You see, we control the narrative. We control the canon, the stories that define who we are and why we do what we do. Which projects we take on, what we elevate and imitate, the intention we pour into our work, the time we take to be critical — it adds up fast into real world impact.
With all this in mind, you might be thinking: How do we move from where we are to where we could (or should) be? Let’s find out.
Starting in the next few weeks,
I’m going to be working with my communities (for there are so many!) here in Washington, DC to start turning these words into action. This is the hard part, for there is no perfect map of the road ahead. But, we’ll never make progress if we don’t try—and if we don’t share our mistakes, along with our successes. So, as we journey forth, your civic tech kin here in DC promise to share our work.

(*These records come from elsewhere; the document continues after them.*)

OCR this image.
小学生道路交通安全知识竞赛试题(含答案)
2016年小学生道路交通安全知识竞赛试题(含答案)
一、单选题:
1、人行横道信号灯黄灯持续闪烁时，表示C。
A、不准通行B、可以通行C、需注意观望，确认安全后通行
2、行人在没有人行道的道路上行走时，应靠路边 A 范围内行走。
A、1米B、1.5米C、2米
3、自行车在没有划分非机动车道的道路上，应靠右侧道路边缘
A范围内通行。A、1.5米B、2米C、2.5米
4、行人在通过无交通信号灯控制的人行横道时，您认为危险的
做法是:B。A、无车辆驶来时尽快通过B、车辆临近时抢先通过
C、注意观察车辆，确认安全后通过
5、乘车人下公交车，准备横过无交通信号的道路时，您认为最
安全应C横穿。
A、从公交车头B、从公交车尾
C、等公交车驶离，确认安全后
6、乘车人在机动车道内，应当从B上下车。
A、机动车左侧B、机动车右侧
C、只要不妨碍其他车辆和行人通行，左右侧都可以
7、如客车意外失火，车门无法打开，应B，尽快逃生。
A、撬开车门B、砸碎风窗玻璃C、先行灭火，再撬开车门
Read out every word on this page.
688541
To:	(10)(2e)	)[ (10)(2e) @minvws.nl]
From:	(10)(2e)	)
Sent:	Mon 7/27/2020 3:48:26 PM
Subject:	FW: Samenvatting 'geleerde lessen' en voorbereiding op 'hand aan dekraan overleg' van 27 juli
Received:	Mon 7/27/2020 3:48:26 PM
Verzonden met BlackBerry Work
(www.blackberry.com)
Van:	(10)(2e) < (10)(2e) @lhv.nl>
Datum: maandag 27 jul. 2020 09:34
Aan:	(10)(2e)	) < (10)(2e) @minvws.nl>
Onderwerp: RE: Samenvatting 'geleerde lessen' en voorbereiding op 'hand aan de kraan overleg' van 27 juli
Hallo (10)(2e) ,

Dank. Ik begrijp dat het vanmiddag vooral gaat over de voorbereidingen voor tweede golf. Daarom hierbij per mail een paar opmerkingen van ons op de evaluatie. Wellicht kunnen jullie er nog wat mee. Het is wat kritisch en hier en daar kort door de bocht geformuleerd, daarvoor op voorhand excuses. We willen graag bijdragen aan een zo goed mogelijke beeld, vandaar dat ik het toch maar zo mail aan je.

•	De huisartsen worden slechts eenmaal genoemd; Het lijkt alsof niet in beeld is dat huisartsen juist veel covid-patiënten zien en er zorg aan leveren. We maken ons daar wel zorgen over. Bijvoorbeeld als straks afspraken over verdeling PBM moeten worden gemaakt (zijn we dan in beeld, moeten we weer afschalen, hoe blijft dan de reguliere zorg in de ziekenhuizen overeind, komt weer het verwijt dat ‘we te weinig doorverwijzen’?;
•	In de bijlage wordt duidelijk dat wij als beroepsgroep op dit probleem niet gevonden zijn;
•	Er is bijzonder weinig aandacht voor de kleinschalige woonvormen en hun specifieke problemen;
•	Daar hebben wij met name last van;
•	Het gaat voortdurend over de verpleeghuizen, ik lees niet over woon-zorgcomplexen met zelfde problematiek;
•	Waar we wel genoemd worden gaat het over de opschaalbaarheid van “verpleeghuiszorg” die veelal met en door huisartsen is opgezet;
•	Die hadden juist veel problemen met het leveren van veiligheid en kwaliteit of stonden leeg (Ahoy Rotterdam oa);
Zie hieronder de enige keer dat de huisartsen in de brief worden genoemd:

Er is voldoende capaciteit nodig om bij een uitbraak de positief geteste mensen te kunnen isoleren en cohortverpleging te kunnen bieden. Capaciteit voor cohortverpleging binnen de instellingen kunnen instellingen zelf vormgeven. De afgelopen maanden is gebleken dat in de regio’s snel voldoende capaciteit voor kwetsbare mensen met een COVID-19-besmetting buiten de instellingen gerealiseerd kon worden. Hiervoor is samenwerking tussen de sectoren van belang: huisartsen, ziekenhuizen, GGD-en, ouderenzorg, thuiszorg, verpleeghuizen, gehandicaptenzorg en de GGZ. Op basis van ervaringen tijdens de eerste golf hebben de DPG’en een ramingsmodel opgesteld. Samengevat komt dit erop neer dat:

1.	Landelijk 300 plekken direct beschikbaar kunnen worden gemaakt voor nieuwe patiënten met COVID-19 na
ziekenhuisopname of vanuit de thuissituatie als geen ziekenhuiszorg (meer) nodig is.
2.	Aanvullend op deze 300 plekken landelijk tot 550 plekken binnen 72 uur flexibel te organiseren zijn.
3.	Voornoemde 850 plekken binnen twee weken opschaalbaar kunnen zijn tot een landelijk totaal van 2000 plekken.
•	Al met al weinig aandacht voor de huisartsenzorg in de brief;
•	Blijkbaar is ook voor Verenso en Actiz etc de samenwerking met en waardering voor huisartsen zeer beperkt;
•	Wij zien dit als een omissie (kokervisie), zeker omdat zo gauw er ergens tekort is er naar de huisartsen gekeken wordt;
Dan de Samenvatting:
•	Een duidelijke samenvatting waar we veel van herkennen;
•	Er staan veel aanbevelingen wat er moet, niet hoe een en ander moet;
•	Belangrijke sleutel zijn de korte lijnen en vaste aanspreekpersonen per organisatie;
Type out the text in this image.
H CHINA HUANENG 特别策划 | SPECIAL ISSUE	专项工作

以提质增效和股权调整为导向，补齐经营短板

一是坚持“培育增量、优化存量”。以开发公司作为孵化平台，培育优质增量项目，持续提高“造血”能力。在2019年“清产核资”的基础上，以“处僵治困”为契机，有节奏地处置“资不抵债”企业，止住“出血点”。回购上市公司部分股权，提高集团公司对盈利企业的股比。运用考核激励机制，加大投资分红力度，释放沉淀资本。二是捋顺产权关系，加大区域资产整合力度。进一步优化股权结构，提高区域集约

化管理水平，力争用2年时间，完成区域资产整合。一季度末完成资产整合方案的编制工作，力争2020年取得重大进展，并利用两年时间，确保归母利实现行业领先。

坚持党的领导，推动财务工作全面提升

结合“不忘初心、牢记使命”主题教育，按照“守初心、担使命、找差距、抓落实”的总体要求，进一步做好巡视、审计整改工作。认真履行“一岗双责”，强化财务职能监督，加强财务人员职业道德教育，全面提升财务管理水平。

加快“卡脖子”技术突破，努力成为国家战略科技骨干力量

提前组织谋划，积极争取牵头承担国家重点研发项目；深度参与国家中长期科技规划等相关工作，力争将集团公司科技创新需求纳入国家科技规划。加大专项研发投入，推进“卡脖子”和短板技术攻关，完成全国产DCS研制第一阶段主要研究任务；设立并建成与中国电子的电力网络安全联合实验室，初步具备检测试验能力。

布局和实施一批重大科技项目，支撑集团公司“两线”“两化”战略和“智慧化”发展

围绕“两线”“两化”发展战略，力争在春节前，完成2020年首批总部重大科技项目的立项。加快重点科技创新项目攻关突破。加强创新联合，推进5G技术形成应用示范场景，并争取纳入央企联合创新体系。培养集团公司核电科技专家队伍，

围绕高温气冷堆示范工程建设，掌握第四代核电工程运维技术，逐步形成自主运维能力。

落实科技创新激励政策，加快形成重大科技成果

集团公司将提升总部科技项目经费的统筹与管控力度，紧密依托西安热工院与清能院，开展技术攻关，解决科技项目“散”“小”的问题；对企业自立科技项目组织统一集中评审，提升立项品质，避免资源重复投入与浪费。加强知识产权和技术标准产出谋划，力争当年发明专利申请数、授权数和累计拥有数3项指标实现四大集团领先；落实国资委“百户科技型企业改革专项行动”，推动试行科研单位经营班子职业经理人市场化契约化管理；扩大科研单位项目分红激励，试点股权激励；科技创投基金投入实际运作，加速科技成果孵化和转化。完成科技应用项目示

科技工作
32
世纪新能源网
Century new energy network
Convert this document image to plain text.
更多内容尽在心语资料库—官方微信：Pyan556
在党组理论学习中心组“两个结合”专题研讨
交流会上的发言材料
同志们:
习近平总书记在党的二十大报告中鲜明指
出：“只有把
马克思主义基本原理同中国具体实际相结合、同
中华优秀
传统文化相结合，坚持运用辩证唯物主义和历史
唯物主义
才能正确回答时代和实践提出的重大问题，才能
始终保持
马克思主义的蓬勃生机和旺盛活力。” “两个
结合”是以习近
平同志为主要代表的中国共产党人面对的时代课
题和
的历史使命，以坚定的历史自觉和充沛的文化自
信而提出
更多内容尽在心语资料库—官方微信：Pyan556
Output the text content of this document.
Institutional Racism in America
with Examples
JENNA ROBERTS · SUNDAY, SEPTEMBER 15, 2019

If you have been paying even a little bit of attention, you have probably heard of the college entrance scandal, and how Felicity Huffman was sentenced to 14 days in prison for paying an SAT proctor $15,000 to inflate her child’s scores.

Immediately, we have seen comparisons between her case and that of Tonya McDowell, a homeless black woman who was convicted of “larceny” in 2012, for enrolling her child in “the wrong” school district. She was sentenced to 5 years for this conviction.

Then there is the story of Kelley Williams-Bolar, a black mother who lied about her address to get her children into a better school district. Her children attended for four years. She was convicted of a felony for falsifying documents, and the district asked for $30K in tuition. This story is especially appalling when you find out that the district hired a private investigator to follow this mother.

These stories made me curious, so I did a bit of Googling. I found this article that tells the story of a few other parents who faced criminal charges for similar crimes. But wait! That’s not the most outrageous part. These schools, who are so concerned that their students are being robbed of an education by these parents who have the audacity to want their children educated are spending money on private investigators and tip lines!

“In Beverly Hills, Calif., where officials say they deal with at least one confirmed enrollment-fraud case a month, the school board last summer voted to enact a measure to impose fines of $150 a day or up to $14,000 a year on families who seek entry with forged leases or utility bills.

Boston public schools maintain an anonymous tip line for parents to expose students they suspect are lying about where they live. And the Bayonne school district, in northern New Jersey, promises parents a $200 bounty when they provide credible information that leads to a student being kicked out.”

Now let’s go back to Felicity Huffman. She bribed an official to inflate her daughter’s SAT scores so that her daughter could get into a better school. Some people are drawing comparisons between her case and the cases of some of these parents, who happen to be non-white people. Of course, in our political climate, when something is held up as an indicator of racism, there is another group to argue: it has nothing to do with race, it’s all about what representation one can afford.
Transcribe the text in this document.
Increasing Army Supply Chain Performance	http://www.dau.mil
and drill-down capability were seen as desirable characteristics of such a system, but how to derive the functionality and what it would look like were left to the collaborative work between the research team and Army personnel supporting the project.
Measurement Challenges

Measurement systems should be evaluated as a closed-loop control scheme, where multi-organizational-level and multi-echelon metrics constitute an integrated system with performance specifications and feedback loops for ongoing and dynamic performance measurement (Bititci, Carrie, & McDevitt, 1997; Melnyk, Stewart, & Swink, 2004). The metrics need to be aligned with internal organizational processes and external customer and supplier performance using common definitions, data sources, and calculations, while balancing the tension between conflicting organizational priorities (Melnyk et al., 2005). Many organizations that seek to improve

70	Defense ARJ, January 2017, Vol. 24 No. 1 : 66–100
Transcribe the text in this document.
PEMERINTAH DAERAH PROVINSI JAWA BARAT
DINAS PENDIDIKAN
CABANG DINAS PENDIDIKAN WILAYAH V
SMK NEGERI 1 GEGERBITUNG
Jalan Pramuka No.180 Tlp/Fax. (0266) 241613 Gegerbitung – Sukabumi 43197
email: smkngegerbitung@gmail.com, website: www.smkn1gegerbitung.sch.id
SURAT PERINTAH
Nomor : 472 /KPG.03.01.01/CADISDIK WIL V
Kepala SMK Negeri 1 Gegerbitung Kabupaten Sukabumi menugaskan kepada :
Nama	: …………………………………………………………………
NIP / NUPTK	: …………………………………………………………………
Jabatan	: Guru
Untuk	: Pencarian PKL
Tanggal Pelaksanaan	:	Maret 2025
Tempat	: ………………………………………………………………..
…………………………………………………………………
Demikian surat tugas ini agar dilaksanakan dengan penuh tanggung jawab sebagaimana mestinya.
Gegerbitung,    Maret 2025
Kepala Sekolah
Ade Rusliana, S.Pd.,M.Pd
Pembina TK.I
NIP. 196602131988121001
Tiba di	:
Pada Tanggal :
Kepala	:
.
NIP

In kind, we ask that you to do the same. If you’re out there wrestling with what it means to really build with and not for — or if you’ve been doing it (for days, weeks, months, years), even from outside the civic tech space, we want your help. The more frank we can be about the challenges we face and our thought processes and trials in dealing with these challenges, along with the experiments we hatch to solve them, the more we’ll learn and the better we’ll do.
So, let’s get practical. Let’s get literal (literally: working together, taking the time to identify who should be at the literal table, you get the idea). And let’s get started.
The future of civic tech is 100% what we make of it.